San Francisco’s office and R&D- St.Luke’s Hospital-Under Construction 18/19
造价费: $80 million
开发商： California Pacific Medical Center
San Francisco, CA – September 26, 2014 – Sutter Health’s California Pacific Medical Center (CPMC) CEO Warren Browner, MD, MPH was today joined by San Francisco Mayor Edwin M. Lee and several members of the Board of Supervisors to celebrate construction of the new state-of-the-art, seismically safe hospital at the St. Luke’s campus at Cesar Chavez and Valencia Streets. The construction, which begins in October, will be the second of two new CPMC being built in San Francisco. The new CMC hospital at Van Ness and Geary is currently under construction.
“This is an important milestone in the 150-year history of CPMC and for the delivery of health care in San Francisco,” Browner said. “With the construction of two new world-class hospitals that integrate the most advanced technology available, we have an opportunity to change the delivery of health care for decades to come.”
Construction of the new hospital at the St. Luke’s campus begins with excavation to prepare the site for foundation work. The hospital is scheduled to open in 2019 and will have 120 beds, which include 88 medical beds, 10 intensive care unit beds and 22 labor/delivery beds. The hospital will also have five operating rooms and an emergency department with 16 treatment rooms.
CPMC has committed to ensuring 30 percent of the construction workforce is made up of San Francisco residents and that 14 percent of the businesses involved in the construction are local San Francisco businesses. Hiring for preconstruction make-ready work has exceeded these numbers.
“The hiring of local workers and companies is an important component of our commitment to San Francisco. In our first phase of hires for make-ready work, we have reached a 56 percent rate of San Francisco residents hired for the job site at the St. Luke’s campus,” added Browner. “We are also at a 28 percent rate for hiring local businesses for our construction.”

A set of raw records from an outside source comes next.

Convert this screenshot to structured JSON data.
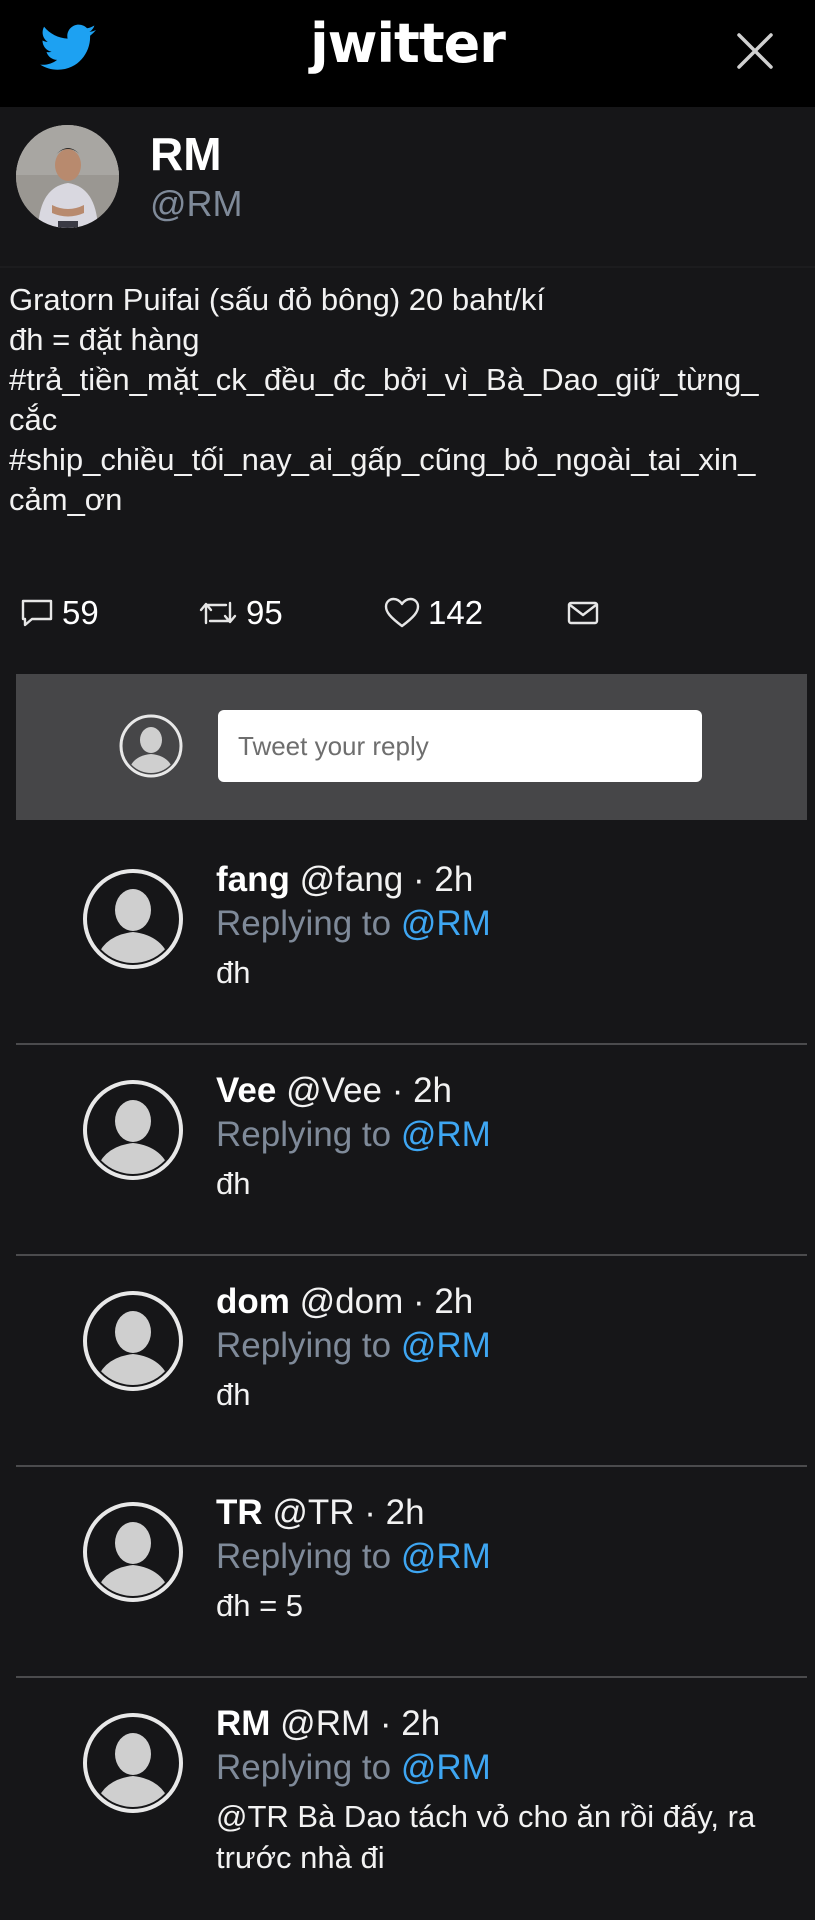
{
  "app": {
    "brand": "jwitter",
    "icons": {
      "logo": "bird-icon",
      "close": "close-icon"
    },
    "colors": {
      "bird": "#1DA1F2",
      "link": "#3EA6F2",
      "muted": "#7F8A99",
      "background": "#161618"
    }
  },
  "tweet": {
    "author_name": "RM",
    "author_handle": "@RM",
    "text_lines": [
      "Gratorn Puifai (sấu đỏ bông) 20 baht/kí",
      "đh = đặt hàng",
      "#trả_tiền_mặt_ck_đều_đc_bởi_vì_Bà_Dao_giữ_từng_",
      "cắc",
      "#ship_chiều_tối_nay_ai_gấp_cũng_bỏ_ngoài_tai_xin_",
      "cảm_ơn"
    ],
    "stats": {
      "replies": "59",
      "retweets": "95",
      "likes": "142"
    }
  },
  "reply_box": {
    "placeholder": "Tweet your reply"
  },
  "replies": [
    {
      "name": "fang",
      "meta": "@fang · 2h",
      "replying_prefix": "Replying to",
      "replying_to": "@RM",
      "text": "đh"
    },
    {
      "name": "Vee",
      "meta": "@Vee · 2h",
      "replying_prefix": "Replying to",
      "replying_to": "@RM",
      "text": "đh"
    },
    {
      "name": "dom",
      "meta": "@dom · 2h",
      "replying_prefix": "Replying to",
      "replying_to": "@RM",
      "text": "đh"
    },
    {
      "name": "TR",
      "meta": "@TR · 2h",
      "replying_prefix": "Replying to",
      "replying_to": "@RM",
      "text": "đh = 5"
    },
    {
      "name": "RM",
      "meta": "@RM · 2h",
      "replying_prefix": "Replying to",
      "replying_to": "@RM",
      "text": "@TR Bà Dao tách vỏ cho ăn rồi đấy, ra trước nhà đi"
    }
  ]
}
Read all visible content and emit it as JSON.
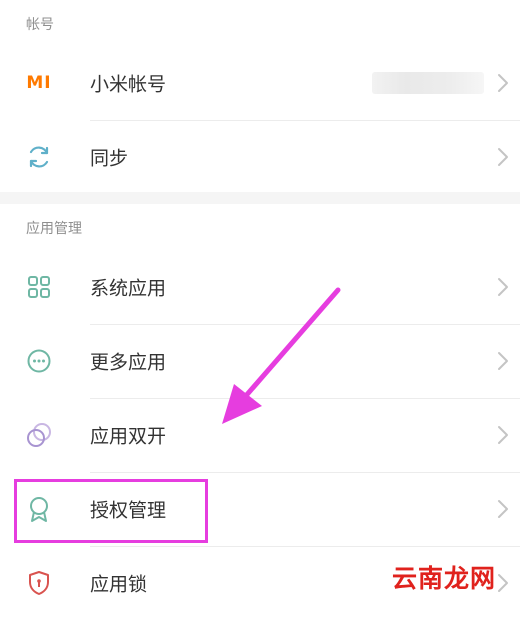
{
  "sections": {
    "account": {
      "header": "帐号",
      "items": [
        {
          "label": "小米帐号",
          "icon": "mi-logo-icon"
        },
        {
          "label": "同步",
          "icon": "sync-icon"
        }
      ]
    },
    "apps": {
      "header": "应用管理",
      "items": [
        {
          "label": "系统应用",
          "icon": "grid-icon"
        },
        {
          "label": "更多应用",
          "icon": "more-dots-icon"
        },
        {
          "label": "应用双开",
          "icon": "dual-circle-icon"
        },
        {
          "label": "授权管理",
          "icon": "award-badge-icon"
        },
        {
          "label": "应用锁",
          "icon": "shield-lock-icon"
        }
      ]
    }
  },
  "brand": {
    "mi_logo_text": "MI"
  },
  "watermark": {
    "text": "云南龙网"
  },
  "colors": {
    "mi_orange": "#ff7a00",
    "teal_icon": "#6fb7a4",
    "purple_icon": "#b6a4d8",
    "shield_red": "#d9534f",
    "highlight_magenta": "#e63ddf",
    "watermark_red": "#e0221d"
  }
}
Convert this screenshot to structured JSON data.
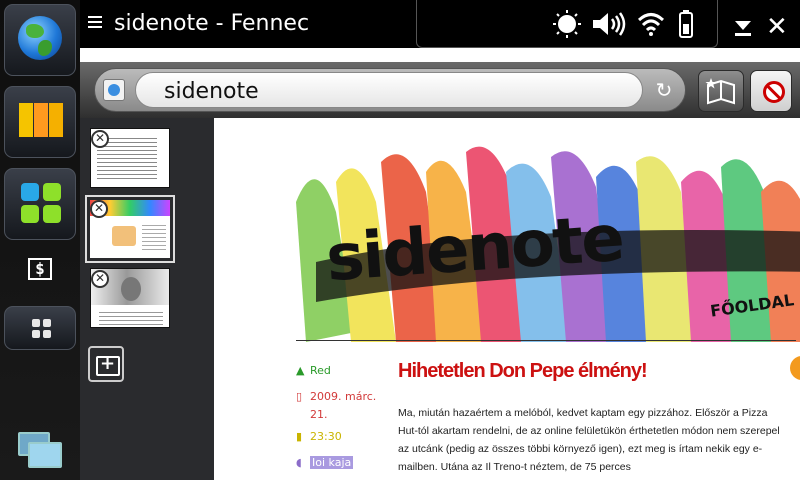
{
  "window": {
    "title": "sidenote - Fennec",
    "close_glyph": "✕"
  },
  "status_icons": [
    "brightness-icon",
    "volume-icon",
    "wifi-icon",
    "battery-icon"
  ],
  "dock": {
    "items": [
      "browser-globe-icon",
      "contacts-icon",
      "applications-icon",
      "terminal-icon",
      "dashboard-icon",
      "task-switcher-icon"
    ],
    "terminal_label": "$"
  },
  "url_bar": {
    "value": "sidenote",
    "reload_glyph": "↻"
  },
  "tabs": {
    "count": 3,
    "close_glyph": "✕",
    "selected_index": 1
  },
  "page": {
    "banner_text": "sidenote",
    "banner_nav": "FŐOLDAL",
    "post": {
      "author": "Red",
      "date": "2009. márc.",
      "day": "21.",
      "time": "23:30",
      "tag": "Ioi kaja",
      "title": "Hihetetlen Don Pepe élmény!",
      "body": "Ma, miután hazaértem a melóból, kedvet kaptam egy pizzához. Először a Pizza Hut-tól akartam rendelni, de az online felületükön érthetetlen módon nem szerepel az utcánk (pedig az összes többi környező igen), ezt meg is írtam nekik egy e-mailben. Utána az Il Treno-t néztem, de 75 perces"
    }
  },
  "colors": {
    "post_title": "#cc1111",
    "author": "#2a9a2a",
    "date": "#d23a3a",
    "time": "#c9b400",
    "tag": "#8b6cc9"
  }
}
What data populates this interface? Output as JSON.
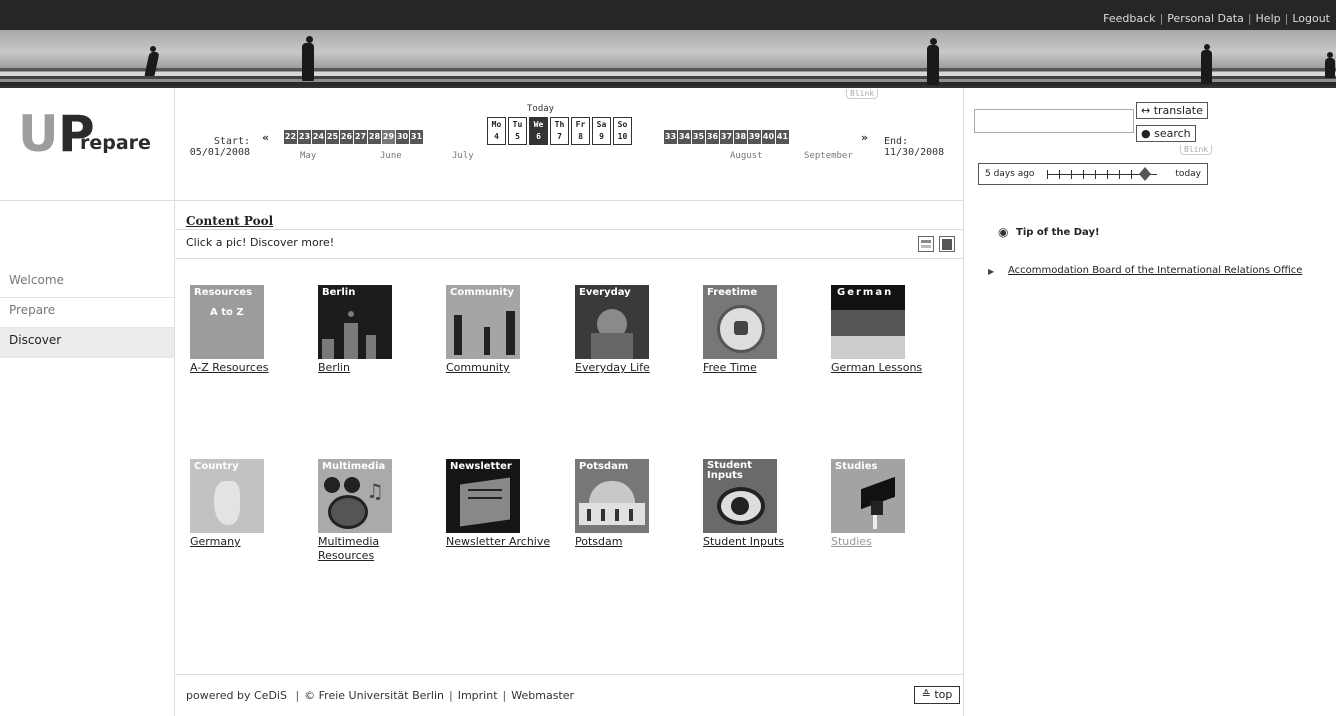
{
  "header": {
    "links": [
      "Feedback",
      "Personal Data",
      "Help",
      "Logout"
    ]
  },
  "logo": {
    "letter_u": "U",
    "letter_p": "P",
    "rest": "repare"
  },
  "timeline": {
    "start_label": "Start:",
    "start_date": "05/01/2008",
    "end_label": "End:",
    "end_date": "11/30/2008",
    "prev_arrow": "«",
    "next_arrow": "»",
    "weeks_before": [
      "22",
      "23",
      "24",
      "25",
      "26",
      "27",
      "28",
      "29",
      "30",
      "31"
    ],
    "weeks_after": [
      "33",
      "34",
      "35",
      "36",
      "37",
      "38",
      "39",
      "40",
      "41"
    ],
    "months": [
      "May",
      "June",
      "July",
      "August",
      "September"
    ],
    "today_label": "Today",
    "week_days": [
      {
        "name": "Mo",
        "num": "4"
      },
      {
        "name": "Tu",
        "num": "5"
      },
      {
        "name": "We",
        "num": "6"
      },
      {
        "name": "Th",
        "num": "7"
      },
      {
        "name": "Fr",
        "num": "8"
      },
      {
        "name": "Sa",
        "num": "9"
      },
      {
        "name": "So",
        "num": "10"
      }
    ],
    "blink_label": "Blink"
  },
  "tools": {
    "translate_label": "↔ translate",
    "search_label": "● search",
    "blink_label": "Blink",
    "slider_left": "5 days ago",
    "slider_right": "today",
    "slider_value": "today"
  },
  "nav": {
    "items": [
      "Welcome",
      "Prepare",
      "Discover"
    ],
    "active": "Discover"
  },
  "content": {
    "title": "Content Pool",
    "subtitle": "Click a pic! Discover more!",
    "tiles": [
      {
        "image_text": "Resources",
        "image_text2": "A to Z",
        "label": "A-Z Resources"
      },
      {
        "image_text": "Berlin",
        "label": "Berlin"
      },
      {
        "image_text": "Community",
        "label": "Community"
      },
      {
        "image_text": "Everyday",
        "label": "Everyday Life"
      },
      {
        "image_text": "Freetime",
        "label": "Free Time"
      },
      {
        "image_text": "German",
        "label": "German Lessons"
      },
      {
        "image_text": "Country",
        "label": "Germany"
      },
      {
        "image_text": "Multimedia",
        "label": "Multimedia",
        "label2": "Resources"
      },
      {
        "image_text": "Newsletter",
        "label": "Newsletter Archive"
      },
      {
        "image_text": "Potsdam",
        "label": "Potsdam"
      },
      {
        "image_text": "Student",
        "image_text2": "Inputs",
        "label": "Student Inputs"
      },
      {
        "image_text": "Studies",
        "label": "Studies"
      }
    ]
  },
  "tip": {
    "title": "Tip of the Day!",
    "link": "Accommodation Board of the International Relations Office"
  },
  "footer": {
    "powered": "powered by CeDiS",
    "copyright": "© Freie Universität Berlin",
    "imprint": "Imprint",
    "webmaster": "Webmaster",
    "top_label": "≙ top"
  }
}
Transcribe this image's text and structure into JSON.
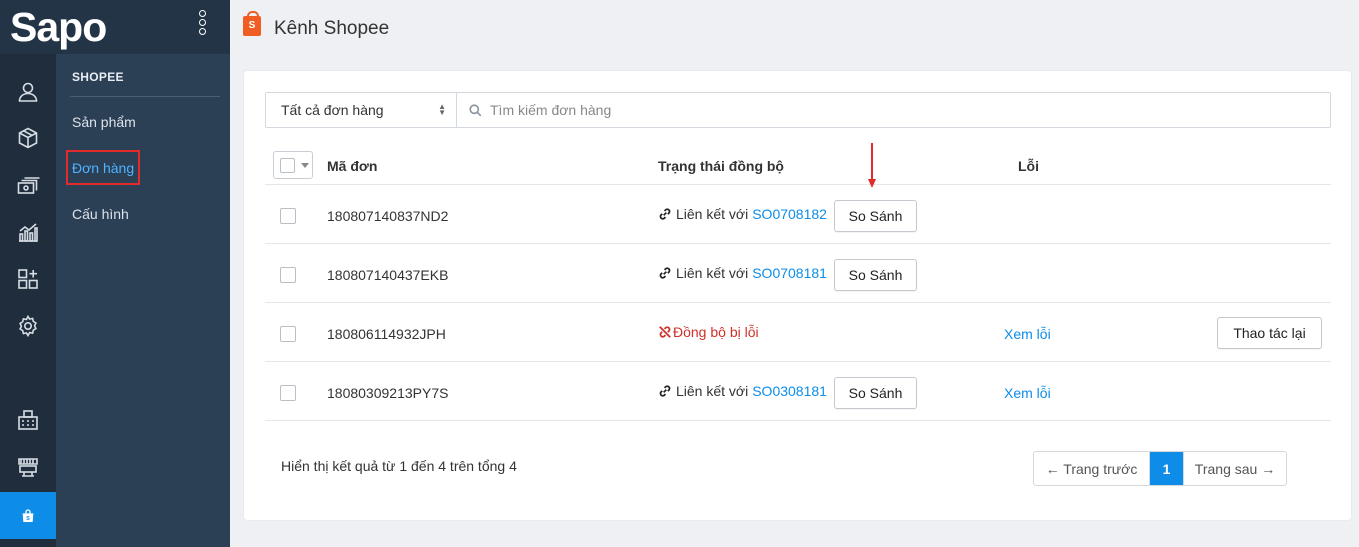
{
  "app": {
    "logo_text": "Sapo"
  },
  "sidebar": {
    "section_title": "SHOPEE",
    "items": [
      {
        "label": "Sản phẩm"
      },
      {
        "label": "Đơn hàng"
      },
      {
        "label": "Cấu hình"
      }
    ]
  },
  "rail": {
    "icons": [
      "user-icon",
      "box-icon",
      "money-icon",
      "chart-icon",
      "apps-icon",
      "gear-icon",
      "pos-register-icon",
      "store-icon",
      "shopee-bag-icon"
    ]
  },
  "header": {
    "title": "Kênh Shopee",
    "icon_glyph": "S"
  },
  "filter": {
    "select_value": "Tất cả đơn hàng",
    "search_placeholder": "Tìm kiếm đơn hàng"
  },
  "table": {
    "headers": {
      "code": "Mã đơn",
      "sync_status": "Trạng thái đồng bộ",
      "error": "Lỗi"
    },
    "link_prefix": "Liên kết với",
    "compare_label": "So Sánh",
    "view_error_label": "Xem lỗi",
    "retry_label": "Thao tác lại",
    "rows": [
      {
        "code": "180807140837ND2",
        "status": "linked",
        "linked_order": "SO0708182"
      },
      {
        "code": "180807140437EKB",
        "status": "linked",
        "linked_order": "SO0708181"
      },
      {
        "code": "180806114932JPH",
        "status": "error",
        "status_text": "Đồng bộ bị lỗi"
      },
      {
        "code": "18080309213PY7S",
        "status": "linked",
        "linked_order": "SO0308181"
      }
    ]
  },
  "footer": {
    "summary": "Hiển thị kết quả từ 1 đến 4 trên tổng 4",
    "prev_label": "← Trang trước",
    "current_page": "1",
    "next_label": "Trang sau →"
  },
  "colors": {
    "accent": "#0d8de8",
    "error": "#d0302a",
    "annotation": "#e32b2b",
    "sidebar_dark": "#1f2d3d",
    "sidebar_sub": "#2b3f55"
  }
}
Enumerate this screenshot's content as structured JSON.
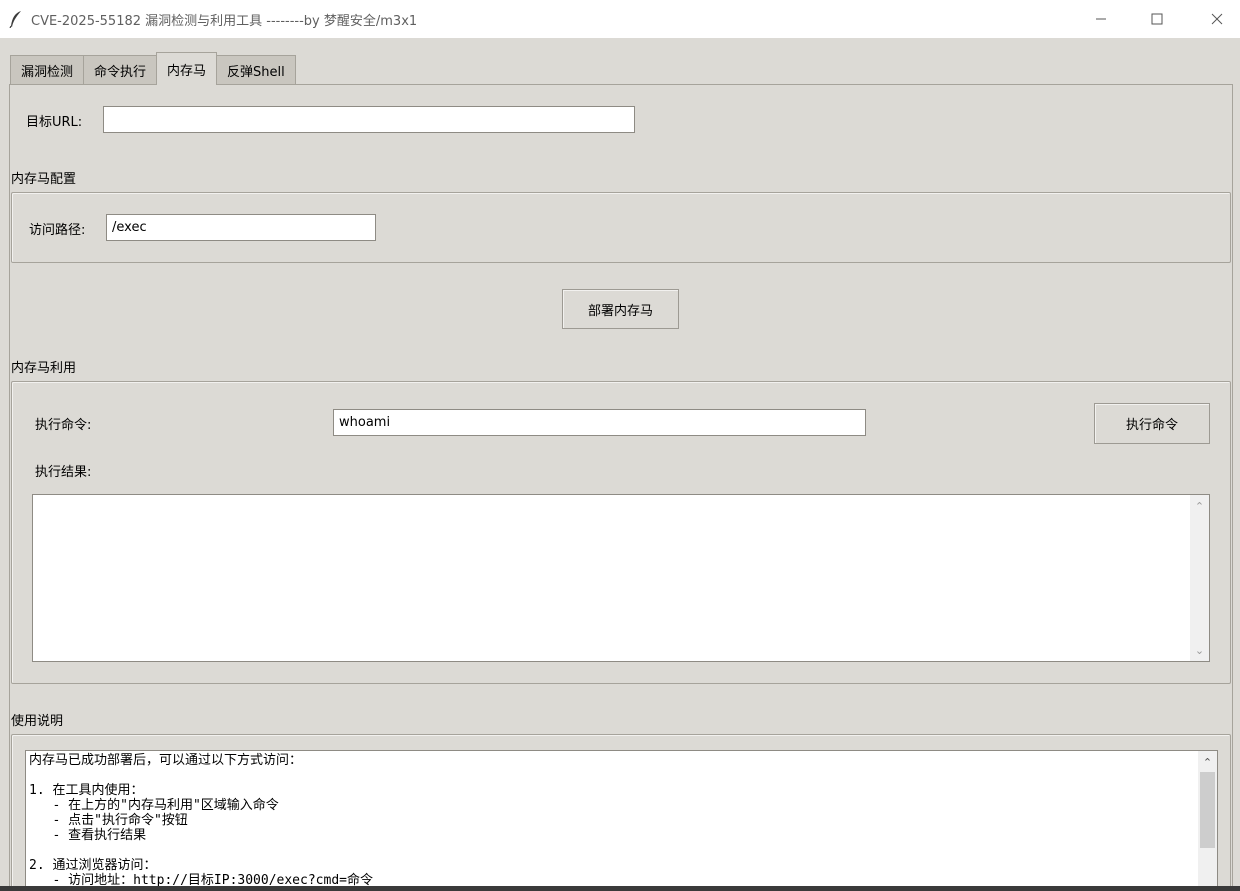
{
  "window": {
    "title": "CVE-2025-55182 漏洞检测与利用工具 --------by 梦醒安全/m3x1",
    "icon": "feather-icon"
  },
  "tabs": [
    {
      "label": "漏洞检测"
    },
    {
      "label": "命令执行"
    },
    {
      "label": "内存马"
    },
    {
      "label": "反弹Shell"
    }
  ],
  "target": {
    "label": "目标URL:",
    "value": ""
  },
  "config": {
    "section_label": "内存马配置",
    "path_label": "访问路径:",
    "path_value": "/exec"
  },
  "deploy_button": "部署内存马",
  "exploit": {
    "section_label": "内存马利用",
    "command_label": "执行命令:",
    "command_value": "whoami",
    "exec_button": "执行命令",
    "result_label": "执行结果:",
    "result_text": ""
  },
  "usage": {
    "section_label": "使用说明",
    "text": "内存马已成功部署后，可以通过以下方式访问：\n\n1. 在工具内使用：\n   - 在上方的\"内存马利用\"区域输入命令\n   - 点击\"执行命令\"按钮\n   - 查看执行结果\n\n2. 通过浏览器访问：\n   - 访问地址：http://目标IP:3000/exec?cmd=命令"
  },
  "colors": {
    "background": "#dcdad5",
    "field": "#ffffff",
    "border": "#a6a39b"
  }
}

The engineering designs for the hospital incorporate innovative technologies and buckling-resistant braced frames designed to yield in tension or compression, preventing buckling of the building’s steel frame. Similar technology has long been successfully used in earthquake-prone areas like Japan.
The new hospital at the St. Luke’s campus is designed to achieve LEED certification. Green measures reduce greenhouse gas emissions by reducing energy and water usage. A pedestrian plaza will provide a park-like urban oasis with community access that will also help divert approximately 360,000 gallons of storm water annually from the city’s storm/sewer system. The capture of rainwater in a 50,000-gallon cistern also will be used to dissipate heat from the HVAC system at the building rooftop cooling towers.
The new CPMC hospitals are scheduled to open in 2019.